Zimbabwe is running out of cash
Zimbabwe is running out of cash

It's called a dollar, and worth a dollar -- at least for now. But it has nothing to do with the U.S. Federal Reserve.

Zimbabwe has started issuing so-called bond notes in a bid to ease a chronic shortage of cash.

The southern African country has been using a mix of different currencies -- and most importantly U.S. dollars -- since its own Zimbabwe dollar imploded in 2009 amid massive money printing and hyperinflation.

But the collapse of the economy has meant people have to buy almost everything from bottled water to toothpicks from abroad, and that means cash is constantly pouring out of the country.

Zimbabwe began stocking ATMs on Monday with the new bond notes in denominations of $2 and $5. They are not legal tender outside Zimbabwe.

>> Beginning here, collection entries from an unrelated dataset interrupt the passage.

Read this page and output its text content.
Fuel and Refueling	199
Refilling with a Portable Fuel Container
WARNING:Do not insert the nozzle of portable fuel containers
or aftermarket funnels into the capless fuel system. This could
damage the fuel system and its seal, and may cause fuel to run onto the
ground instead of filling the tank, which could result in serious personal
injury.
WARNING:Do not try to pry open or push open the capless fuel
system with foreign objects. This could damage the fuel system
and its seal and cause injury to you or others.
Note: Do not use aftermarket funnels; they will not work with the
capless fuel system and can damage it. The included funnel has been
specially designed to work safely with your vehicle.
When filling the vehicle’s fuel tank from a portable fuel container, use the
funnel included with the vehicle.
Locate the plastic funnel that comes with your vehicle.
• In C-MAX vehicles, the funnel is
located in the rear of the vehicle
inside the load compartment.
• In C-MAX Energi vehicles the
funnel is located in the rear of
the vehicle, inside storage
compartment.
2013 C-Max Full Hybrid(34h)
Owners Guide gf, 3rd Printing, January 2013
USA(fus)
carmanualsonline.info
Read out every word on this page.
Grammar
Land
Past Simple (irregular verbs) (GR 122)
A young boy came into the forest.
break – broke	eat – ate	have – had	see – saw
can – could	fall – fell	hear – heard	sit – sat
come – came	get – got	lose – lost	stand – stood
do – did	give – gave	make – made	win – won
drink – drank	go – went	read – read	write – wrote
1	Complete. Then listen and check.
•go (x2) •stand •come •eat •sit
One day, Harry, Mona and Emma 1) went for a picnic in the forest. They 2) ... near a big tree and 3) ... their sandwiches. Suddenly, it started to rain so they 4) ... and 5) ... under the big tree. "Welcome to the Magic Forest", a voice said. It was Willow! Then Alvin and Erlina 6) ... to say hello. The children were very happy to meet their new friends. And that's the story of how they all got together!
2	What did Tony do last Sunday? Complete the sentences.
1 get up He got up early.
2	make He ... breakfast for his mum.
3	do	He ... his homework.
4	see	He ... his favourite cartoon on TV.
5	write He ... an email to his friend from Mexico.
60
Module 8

The idea is that the notes (and bond coins already in circulation) are used for local transactions, preserving scarce U.S. dollars and other currencies, such as South African rand, to spend on imports.

zimbabwe new bond notes

The bond notes trade at par with the U.S. dollar, and they're backed by $200 million held by the central bank. But many Zimbabweans believe they mark the first step towards the reintroduction of a local currency -- one doomed to massive devaluation.

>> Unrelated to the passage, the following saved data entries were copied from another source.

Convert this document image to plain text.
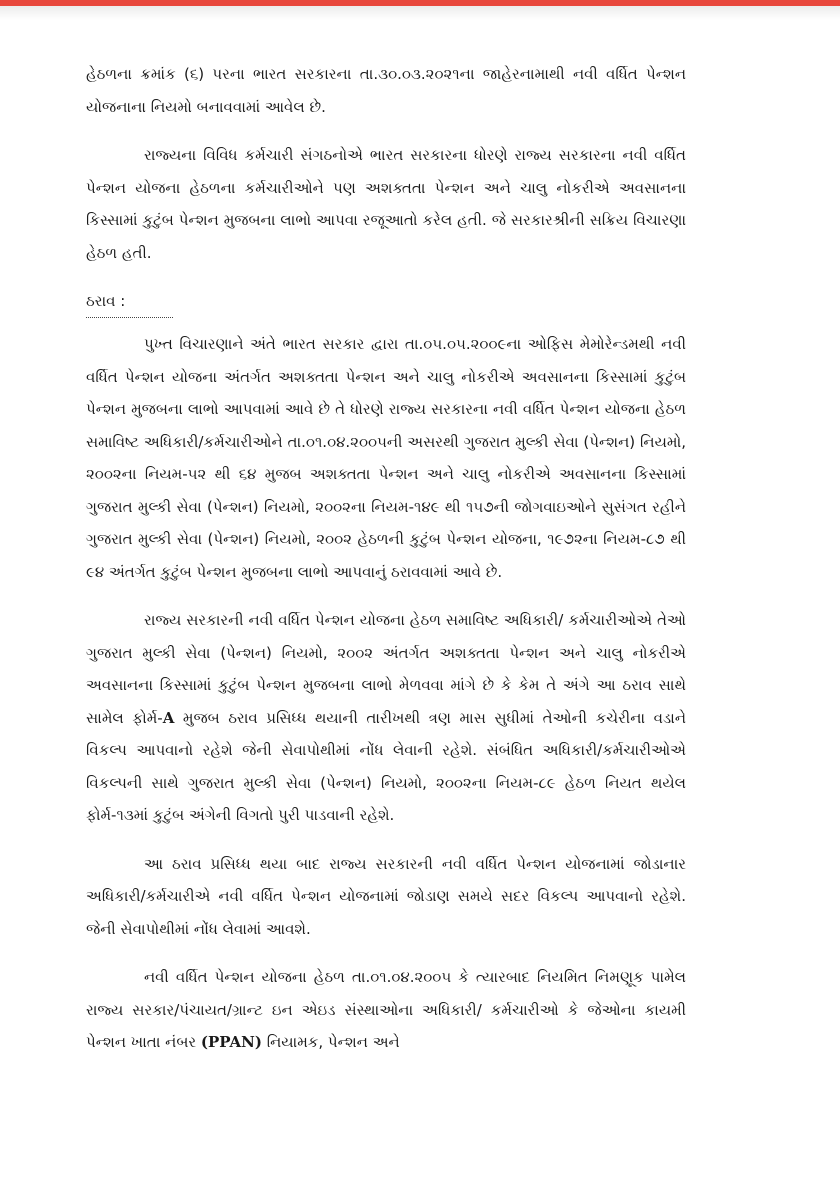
હેઠળના ક્રમાંક (૬) પરના ભારત સરકારના તા.૩૦.૦૩.૨૦૨૧ના જાહેરનામાથી નવી વર્ધિત પેન્શન યોજનાના નિયમો બનાવવામાં આવેલ છે.

રાજ્યના વિવિધ કર્મચારી સંગઠનોએ ભારત સરકારના ધોરણે રાજ્ય સરકારના નવી વર્ધિત પેન્શન યોજના હેઠળના કર્મચારીઓને પણ અશક્તતા પેન્શન અને ચાલુ નોકરીએ અવસાનના કિસ્સામાં કુટુંબ પેન્શન મુજબના લાભો આપવા રજૂઆતો કરેલ હતી. જે સરકારશ્રીની સક્રિય વિચારણા હેઠળ હતી.

ઠરાવ :

પુખ્ત વિચારણાને અંતે ભારત સરકાર દ્વારા તા.૦૫.૦૫.૨૦૦૯ના ઓફિસ મેમોરેન્ડમથી નવી વર્ધિત પેન્શન યોજના અંતર્ગત અશક્તતા પેન્શન અને ચાલુ નોકરીએ અવસાનના કિસ્સામાં કુટુંબ પેન્શન મુજબના લાભો આપવામાં આવે છે તે ધોરણે રાજ્ય સરકારના નવી વર્ધિત પેન્શન યોજના હેઠળ સમાવિષ્ટ અધિકારી/કર્મચારીઓને તા.૦૧.૦૪.૨૦૦૫ની અસરથી ગુજરાત મુલ્કી સેવા (પેન્શન) નિયમો, ૨૦૦૨ના નિયમ-૫૨ થી ૬૪ મુજબ અશક્તતા પેન્શન અને ચાલુ નોકરીએ અવસાનના કિસ્સામાં ગુજરાત મુલ્કી સેવા (પેન્શન) નિયમો, ૨૦૦૨ના નિયમ-૧૪૯ થી ૧૫૭ની જોગવાઇઓને સુસંગત રહીને ગુજરાત મુલ્કી સેવા (પેન્શન) નિયમો, ૨૦૦૨ હેઠળની કુટુંબ પેન્શન યોજના, ૧૯૭૨ના નિયમ-૮૭ થી ૯૪ અંતર્ગત કુટુંબ પેન્શન મુજબના લાભો આપવાનું ઠરાવવામાં આવે છે.

રાજ્ય સરકારની નવી વર્ધિત પેન્શન યોજના હેઠળ સમાવિષ્ટ અધિકારી/ કર્મચારીઓએ તેઓ ગુજરાત મુલ્કી સેવા (પેન્શન) નિયમો, ૨૦૦૨ અંતર્ગત અશક્તતા પેન્શન અને ચાલુ નોકરીએ અવસાનના કિસ્સામાં કુટુંબ પેન્શન મુજબના લાભો મેળવવા માંગે છે કે કેમ તે અંગે આ ઠરાવ સાથે સામેલ ફોર્મ-A મુજબ ઠરાવ પ્રસિધ્ધ થયાની તારીખથી ત્રણ માસ સુધીમાં તેઓની કચેરીના વડાને વિકલ્પ આપવાનો રહેશે જેની સેવાપોથીમાં નોંધ લેવાની રહેશે. સંબંધિત અધિકારી/કર્મચારીઓએ વિકલ્પની સાથે ગુજરાત મુલ્કી સેવા (પેન્શન) નિયમો, ૨૦૦૨ના નિયમ-૮૯ હેઠળ નિયત થયેલ ફોર્મ-૧૩માં કુટુંબ અંગેની વિગતો પુરી પાડવાની રહેશે.

આ ઠરાવ પ્રસિધ્ધ થયા બાદ રાજ્ય સરકારની નવી વર્ધિત પેન્શન યોજનામાં જોડાનાર અધિકારી/કર્મચારીએ નવી વર્ધિત પેન્શન યોજનામાં જોડાણ સમયે સદર વિકલ્પ આપવાનો રહેશે. જેની સેવાપોથીમાં નોંધ લેવામાં આવશે.

નવી વર્ધિત પેન્શન યોજના હેઠળ તા.૦૧.૦૪.૨૦૦૫ કે ત્યારબાદ નિયમિત નિમણૂક પામેલ રાજ્ય સરકાર/પંચાયત/ગ્રાન્ટ ઇન એઇડ સંસ્થાઓના અધિકારી/ કર્મચારીઓ કે જેઓના કાયમી પેન્શન ખાતા નંબર (PPAN) નિયામક, પેન્શન અને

They even look almost identical to old Zimbabwe dollars.

People rushed to ATMs in the hope of withdrawing U.S. dollars before the machines switched over. Some shops were refusing to accept the bond notes, other retailers said they have no choice.

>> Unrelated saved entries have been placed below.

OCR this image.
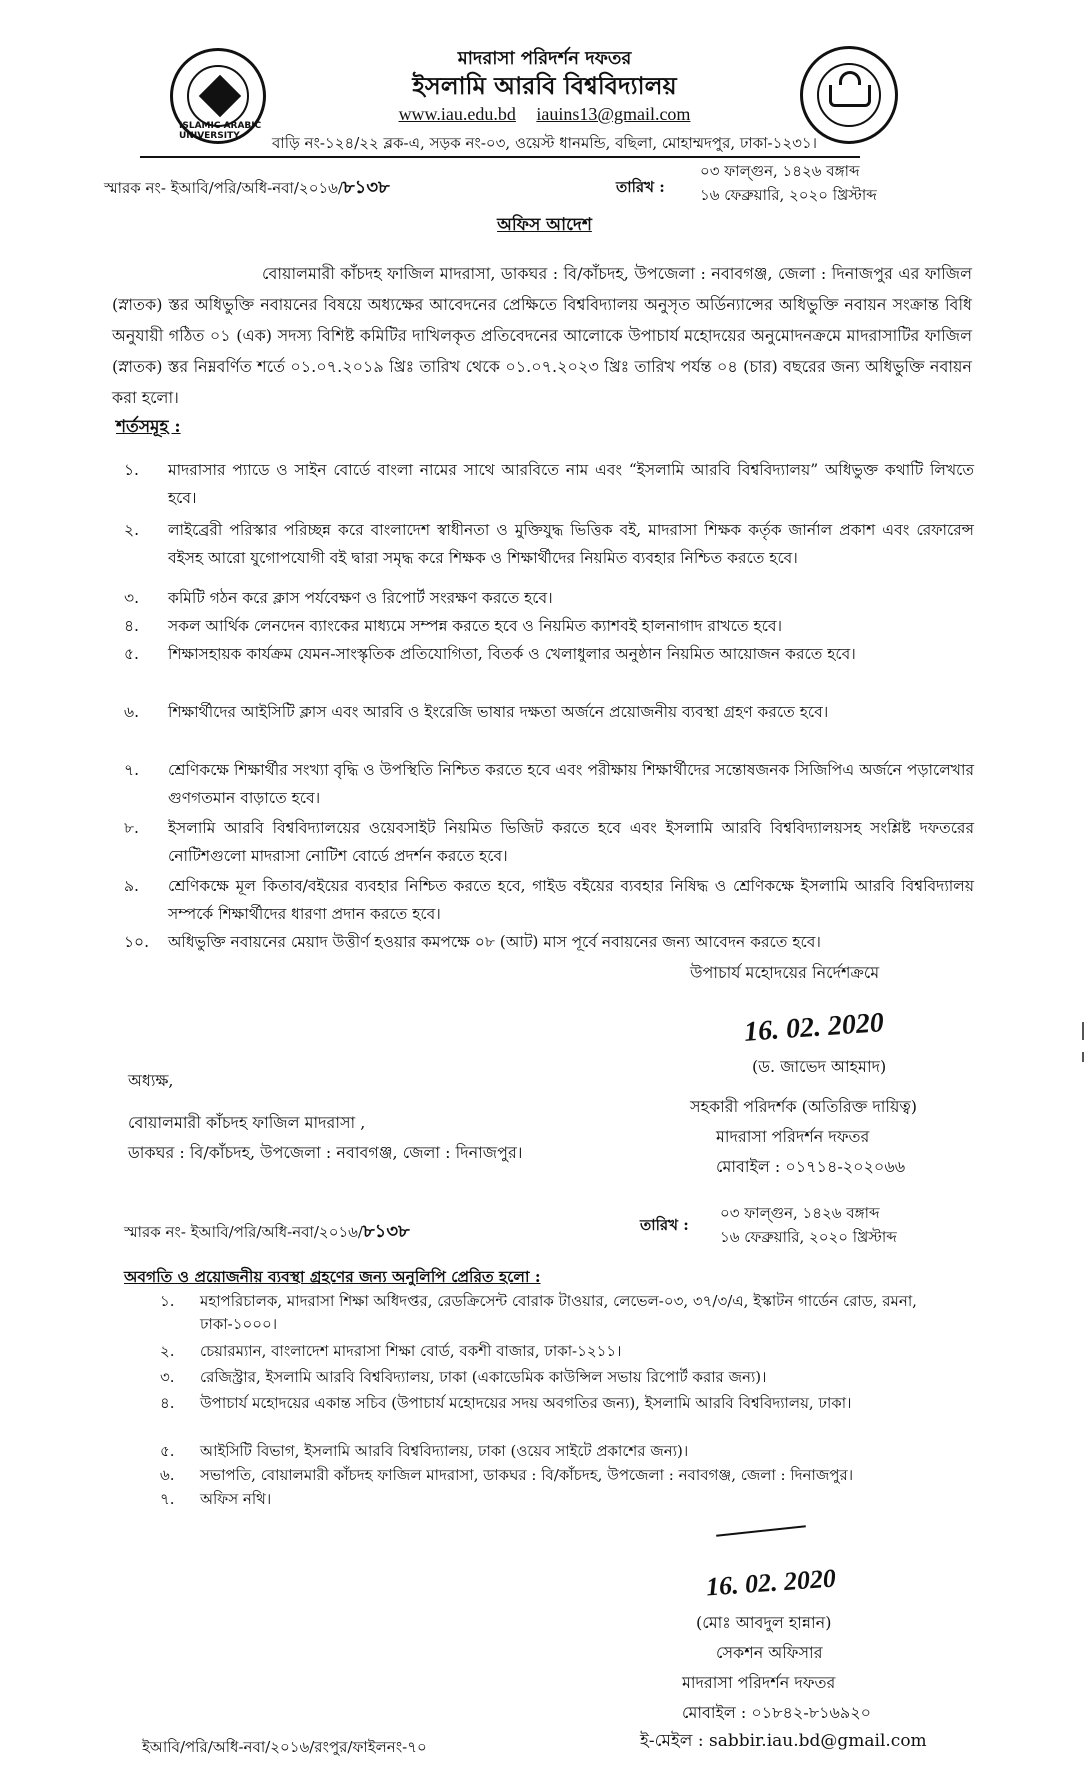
ISLAMIC ARABIC UNIVERSITY
মাদরাসা পরিদর্শন দফতর
ইসলামি আরবি বিশ্ববিদ্যালয়
www.iau.edu.bd iauins13@gmail.com
বাড়ি নং-১২৪/২২ ব্লক-এ, সড়ক নং-০৩, ওয়েস্ট ধানমন্ডি, বছিলা, মোহাম্মদপুর, ঢাকা-১২৩১।
স্মারক নং- ইআবি/পরি/অধি-নবা/২০১৬/৮১৩৮	তারিখ :
০৩ ফাল্গুন, ১৪২৬ বঙ্গাব্দ
১৬ ফেব্রুয়ারি, ২০২০ খ্রিস্টাব্দ
অফিস আদেশ
বোয়ালমারী কাঁচদহ ফাজিল মাদরাসা, ডাকঘর : বি/কাঁচদহ, উপজেলা : নবাবগঞ্জ, জেলা : দিনাজপুর এর ফাজিল (স্নাতক) স্তর অধিভুক্তি নবায়নের বিষয়ে অধ্যক্ষের আবেদনের প্রেক্ষিতে বিশ্ববিদ্যালয় অনুসৃত অর্ডিন্যান্সের অধিভুক্তি নবায়ন সংক্রান্ত বিধি অনুযায়ী গঠিত ০১ (এক) সদস্য বিশিষ্ট কমিটির দাখিলকৃত প্রতিবেদনের আলোকে উপাচার্য মহোদয়ের অনুমোদনক্রমে মাদরাসাটির ফাজিল (স্নাতক) স্তর নিম্নবর্ণিত শর্তে ০১.০৭.২০১৯ খ্রিঃ তারিখ থেকে ০১.০৭.২০২৩ খ্রিঃ তারিখ পর্যন্ত ০৪ (চার) বছরের জন্য অধিভুক্তি নবায়ন করা হলো।
শর্তসমূহ :
১.	মাদরাসার প্যাডে ও সাইন বোর্ডে বাংলা নামের সাথে আরবিতে নাম এবং “ইসলামি আরবি বিশ্ববিদ্যালয়” অধিভুক্ত কথাটি লিখতে হবে।
২.	লাইব্রেরী পরিস্কার পরিচ্ছন্ন করে বাংলাদেশ স্বাধীনতা ও মুক্তিযুদ্ধ ভিত্তিক বই, মাদরাসা শিক্ষক কর্তৃক জার্নাল প্রকাশ এবং রেফারেন্স বইসহ আরো যুগোপযোগী বই দ্বারা সমৃদ্ধ করে শিক্ষক ও শিক্ষার্থীদের নিয়মিত ব্যবহার নিশ্চিত করতে হবে।
৩.	কমিটি গঠন করে ক্লাস পর্যবেক্ষণ ও রিপোর্ট সংরক্ষণ করতে হবে।
৪.	সকল আর্থিক লেনদেন ব্যাংকের মাধ্যমে সম্পন্ন করতে হবে ও নিয়মিত ক্যাশবই হালনাগাদ রাখতে হবে।
৫.	শিক্ষাসহায়ক কার্যক্রম যেমন-সাংস্কৃতিক প্রতিযোগিতা, বিতর্ক ও খেলাধুলার অনুষ্ঠান নিয়মিত আয়োজন করতে হবে।
৬.	শিক্ষার্থীদের আইসিটি ক্লাস এবং আরবি ও ইংরেজি ভাষার দক্ষতা অর্জনে প্রয়োজনীয় ব্যবস্থা গ্রহণ করতে হবে।
৭.	শ্রেণিকক্ষে শিক্ষার্থীর সংখ্যা বৃদ্ধি ও উপস্থিতি নিশ্চিত করতে হবে এবং পরীক্ষায় শিক্ষার্থীদের সন্তোষজনক সিজিপিএ অর্জনে পড়ালেখার গুণগতমান বাড়াতে হবে।
৮.	ইসলামি আরবি বিশ্ববিদ্যালয়ের ওয়েবসাইট নিয়মিত ভিজিট করতে হবে এবং ইসলামি আরবি বিশ্ববিদ্যালয়সহ সংশ্লিষ্ট দফতরের নোটিশগুলো মাদরাসা নোটিশ বোর্ডে প্রদর্শন করতে হবে।
৯.	শ্রেণিকক্ষে মূল কিতাব/বইয়ের ব্যবহার নিশ্চিত করতে হবে, গাইড বইয়ের ব্যবহার নিষিদ্ধ ও শ্রেণিকক্ষে ইসলামি আরবি বিশ্ববিদ্যালয় সম্পর্কে শিক্ষার্থীদের ধারণা প্রদান করতে হবে।
১০.	অধিভুক্তি নবায়নের মেয়াদ উত্তীর্ণ হওয়ার কমপক্ষে ০৮ (আট) মাস পূর্বে নবায়নের জন্য আবেদন করতে হবে।
উপাচার্য মহোদয়ের নির্দেশক্রমে
16. 02. 2020
(ড. জাভেদ আহমাদ)
অধ্যক্ষ,
বোয়ালমারী কাঁচদহ ফাজিল মাদরাসা ,
ডাকঘর : বি/কাঁচদহ, উপজেলা : নবাবগঞ্জ, জেলা : দিনাজপুর।
সহকারী পরিদর্শক (অতিরিক্ত দায়িত্ব)
মাদরাসা পরিদর্শন দফতর
মোবাইল : ০১৭১৪-২০২০৬৬
স্মারক নং- ইআবি/পরি/অধি-নবা/২০১৬/৮১৩৮	তারিখ :
০৩ ফাল্গুন, ১৪২৬ বঙ্গাব্দ
১৬ ফেব্রুয়ারি, ২০২০ খ্রিস্টাব্দ
অবগতি ও প্রয়োজনীয় ব্যবস্থা গ্রহণের জন্য অনুলিপি প্রেরিত হলো :
১.	মহাপরিচালক, মাদরাসা শিক্ষা অধিদপ্তর, রেডক্রিসেন্ট বোরাক টাওয়ার, লেভেল-০৩, ৩৭/৩/এ, ইস্কাটন গার্ডেন রোড, রমনা, ঢাকা-১০০০।
২.	চেয়ারম্যান, বাংলাদেশ মাদরাসা শিক্ষা বোর্ড, বকশী বাজার, ঢাকা-১২১১।
৩.	রেজিস্ট্রার, ইসলামি আরবি বিশ্ববিদ্যালয়, ঢাকা (একাডেমিক কাউন্সিল সভায় রিপোর্ট করার জন্য)।
৪.	উপাচার্য মহোদয়ের একান্ত সচিব (উপাচার্য মহোদয়ের সদয় অবগতির জন্য), ইসলামি আরবি বিশ্ববিদ্যালয়, ঢাকা।
৫.	আইসিটি বিভাগ, ইসলামি আরবি বিশ্ববিদ্যালয়, ঢাকা (ওয়েব সাইটে প্রকাশের জন্য)।
৬.	সভাপতি, বোয়ালমারী কাঁচদহ ফাজিল মাদরাসা, ডাকঘর : বি/কাঁচদহ, উপজেলা : নবাবগঞ্জ, জেলা : দিনাজপুর।
৭.	অফিস নথি।
16. 02. 2020
(মোঃ আবদুল হান্নান)
সেকশন অফিসার
মাদরাসা পরিদর্শন দফতর
মোবাইল : ০১৮৪২-৮১৬৯২০
ই-মেইল : sabbir.iau.bd@gmail.com
ইআবি/পরি/অধি-নবা/২০১৬/রংপুর/ফাইলনং-৭০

"We just have to accept this money. I am taking it if clients bring it," said Netsai Mukore, a shopkeeper in downtown Harare.

zimbabwe new bond notes man

The country's central bank said Saturday that $10 million worth of bond notes would be released initially. It also set a limit on withdrawals of $50 per day and $150 a week.

Some economists warn the new notes will cause even more pain for Zimbabwe's economy.

"Most Zimbabwean companies import their goods so they need foreign currency, not this currency which has value in Zimbabwe alone," said Prosper Chitambara, an economist at the Labour and Economic Development Research Institute of Zimbabwe.

"The introduction of bond notes will further scare away foreign investors because of the issue of trust," said Chitambara. "We are likely to have more shortages of goods in the country."

The cash shortage means the government has been struggling to pay public sector workers. It has been paying salaries late, or only in part.